The electronic cigarette may not be officially recognized as a smoking cessation aid, or even marketed as such, but Mintel’s data shows it is catching up on popular nicotine replacement therapy products like nicotine gum, patches or nasal sprays. We recently reported on how e-cigarettes are affecting nicotine patch sales in France, but this latest research suggests their effect is global in scale. While the electronic cigarette market has grown by an estimated 340%, the conventional smoking cessation market, which had seen strong growth in previous years, with an annual increase of around 6-10% between 2009 and 2013, grew by just 1.7% in 2013.
In Ireland, data from Nielsen Total Scantrack shows the e-cigarette market has grown by a whopping 478%, while tobacco cigarette sales fell by 3.9% in 2013, confirming previous signs that electronic cigarettes are affecting tobacco consumption.
In light of these facts, it comes as no surprise that both Big Tobacco and Big Pharma have been lobbying to get e-cigs regulated as either tobacco products or medicines to protect their interests. The recently adopted EU tobacco directive was win for both parties, as policy makers decided to have them treated as tobacco products starting in 2016, while making it possible for member states to regulate them as medicinal products if they so desire.

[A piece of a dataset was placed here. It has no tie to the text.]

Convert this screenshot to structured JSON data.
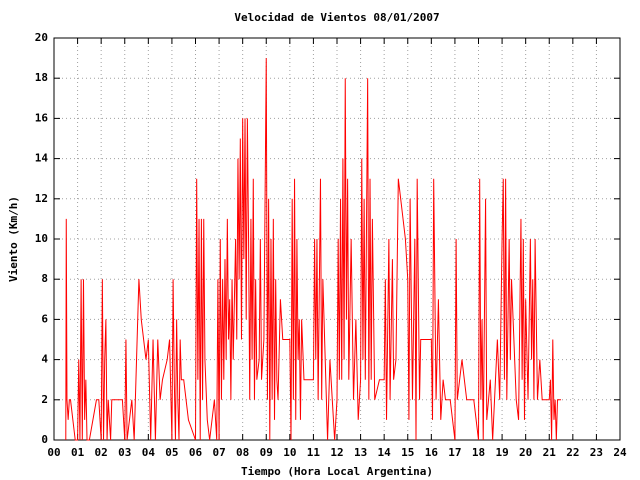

Mintel’s research also shows a third of UK ex-smokers (32%) consider electronic cigarettes a great way to cut down on analogs, while a quarter (26%) agree they can be used for quitting smoking completely. Three in ten people (31%) believe there is a lack of information concerning the long-term effects of using e-cigarettes, but only 20% consider they can be deemed safe only after approval by the UK’s National Health Service (NHS). Just one in ten people (10%) who currently or used to smoke believe electronic cigarettes may encourage people to start smoking who otherwise may not have, a percentage that goes up to 19% when it comes to those aged 19 to 24. According to Roshida Khanom, Senior Personal Care Analyst at Mintel, this last statistic suggests young people may take up e-cigarettes instead of tobacco.
After questioning smokers who are trying to quit or who have quit smoking, Mintel researchers concluded that the most popular smoking cessation method is still non-prescription nicotine replacement therapy (NRT), used by half of respondents (50%), with electronic cigarettes now a close second, used by 45% of those questioned. Both were rated as effective by 35% of people who have or are trying to quit smoking.